Language: Trilingual in English, French, and German
He was known as the 'Raphael of flowers' and rightly so: Pierre-Joseph Redouté (1759-1840) devoted himself exclusively to the task of capturing the diversity of the flowering plants in naturalistic watercolor paintings. He worked in Paris as a botanical illustrator for rich and influential patrons for nearly half a century, during which he documented remarkable, rare plants and flora new to the science of his day. Nearly all of his watercolors were published as copper engravings in large formats and launched on the market with botanical descriptions as sumptuously designed publications in small editions that are today extremely rare and superlative collector's items.

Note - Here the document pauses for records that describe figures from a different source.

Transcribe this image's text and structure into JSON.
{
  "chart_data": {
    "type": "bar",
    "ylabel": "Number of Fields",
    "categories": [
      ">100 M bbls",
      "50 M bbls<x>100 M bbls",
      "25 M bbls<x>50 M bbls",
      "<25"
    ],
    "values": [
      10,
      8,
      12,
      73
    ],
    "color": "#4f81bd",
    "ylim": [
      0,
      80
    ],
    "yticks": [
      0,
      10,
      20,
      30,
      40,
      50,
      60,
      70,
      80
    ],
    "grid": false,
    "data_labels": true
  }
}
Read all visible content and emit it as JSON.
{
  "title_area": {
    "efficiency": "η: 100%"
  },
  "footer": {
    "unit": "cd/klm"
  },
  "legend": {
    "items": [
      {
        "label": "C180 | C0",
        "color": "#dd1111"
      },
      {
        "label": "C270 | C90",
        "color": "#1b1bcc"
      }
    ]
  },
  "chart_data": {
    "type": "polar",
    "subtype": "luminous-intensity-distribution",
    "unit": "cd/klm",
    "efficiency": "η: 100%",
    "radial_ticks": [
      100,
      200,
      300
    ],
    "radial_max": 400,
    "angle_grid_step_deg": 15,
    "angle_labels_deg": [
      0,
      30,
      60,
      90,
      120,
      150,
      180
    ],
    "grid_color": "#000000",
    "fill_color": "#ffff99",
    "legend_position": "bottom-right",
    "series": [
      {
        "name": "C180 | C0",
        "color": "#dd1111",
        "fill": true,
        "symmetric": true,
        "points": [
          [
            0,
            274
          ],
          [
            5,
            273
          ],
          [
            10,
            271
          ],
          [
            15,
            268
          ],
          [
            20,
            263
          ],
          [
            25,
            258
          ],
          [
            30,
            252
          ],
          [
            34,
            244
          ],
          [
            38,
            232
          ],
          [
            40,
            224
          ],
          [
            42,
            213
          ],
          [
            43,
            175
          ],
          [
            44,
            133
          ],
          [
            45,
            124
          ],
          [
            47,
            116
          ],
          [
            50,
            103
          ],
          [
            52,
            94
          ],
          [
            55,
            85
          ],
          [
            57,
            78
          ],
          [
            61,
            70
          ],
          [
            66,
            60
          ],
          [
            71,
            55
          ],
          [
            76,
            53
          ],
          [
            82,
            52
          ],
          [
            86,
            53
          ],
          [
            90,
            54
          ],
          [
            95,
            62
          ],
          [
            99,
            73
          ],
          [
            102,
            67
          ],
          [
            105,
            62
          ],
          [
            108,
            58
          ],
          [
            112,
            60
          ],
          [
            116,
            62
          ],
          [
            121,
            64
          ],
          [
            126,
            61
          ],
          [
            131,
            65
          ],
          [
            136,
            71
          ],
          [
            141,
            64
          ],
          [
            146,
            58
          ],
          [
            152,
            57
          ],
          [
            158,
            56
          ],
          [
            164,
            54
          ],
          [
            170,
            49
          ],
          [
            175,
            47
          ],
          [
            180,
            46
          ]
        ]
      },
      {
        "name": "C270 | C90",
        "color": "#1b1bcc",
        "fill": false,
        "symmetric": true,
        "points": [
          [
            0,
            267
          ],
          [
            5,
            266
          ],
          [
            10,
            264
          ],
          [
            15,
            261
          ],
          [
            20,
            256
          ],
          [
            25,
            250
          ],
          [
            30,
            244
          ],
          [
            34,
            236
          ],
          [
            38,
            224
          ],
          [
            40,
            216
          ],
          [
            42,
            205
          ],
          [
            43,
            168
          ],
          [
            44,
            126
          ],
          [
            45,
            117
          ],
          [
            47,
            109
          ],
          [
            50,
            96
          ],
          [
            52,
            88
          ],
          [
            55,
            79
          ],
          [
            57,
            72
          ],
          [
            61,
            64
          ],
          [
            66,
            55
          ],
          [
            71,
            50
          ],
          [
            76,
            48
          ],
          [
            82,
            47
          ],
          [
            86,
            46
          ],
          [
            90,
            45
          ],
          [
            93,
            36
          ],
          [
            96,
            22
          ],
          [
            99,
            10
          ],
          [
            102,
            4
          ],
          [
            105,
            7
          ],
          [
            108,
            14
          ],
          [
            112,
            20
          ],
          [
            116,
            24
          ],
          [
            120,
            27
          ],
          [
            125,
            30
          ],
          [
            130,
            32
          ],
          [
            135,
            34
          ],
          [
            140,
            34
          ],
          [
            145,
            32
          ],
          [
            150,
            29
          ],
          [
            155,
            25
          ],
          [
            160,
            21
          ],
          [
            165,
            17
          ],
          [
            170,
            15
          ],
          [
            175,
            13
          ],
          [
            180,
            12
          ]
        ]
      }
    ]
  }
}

The Choix des Plus Belles Fleures et Quelques Branches des Plus Beaux Fruits ("Selection of the Most Beautiful Blooms and Branches with the Finest Fruits"), issued in 36 parts between 1827 and 1833 is a late work of Redouté's, in which he published 144 hand-colored stipple engravings of his best representations of flora in revised form along with a few novelty items. It conveys a glimpse of the long-vanished magnificence of the greenhouses and gardens in and around Paris which delighted the elite of France in the first part of the 19th century.
Prof. Dr. H. Walter Lack is Director at the Botanic Garden and Botanical Museum Berlin-Dahlem and Professor at the Free University of Berlin. He has published The Flora Graeca Story (Oxford, 1998), A Garden of Eternity (Berne, 2000), and most recently Florilegium Imperiale (Munich, 2006).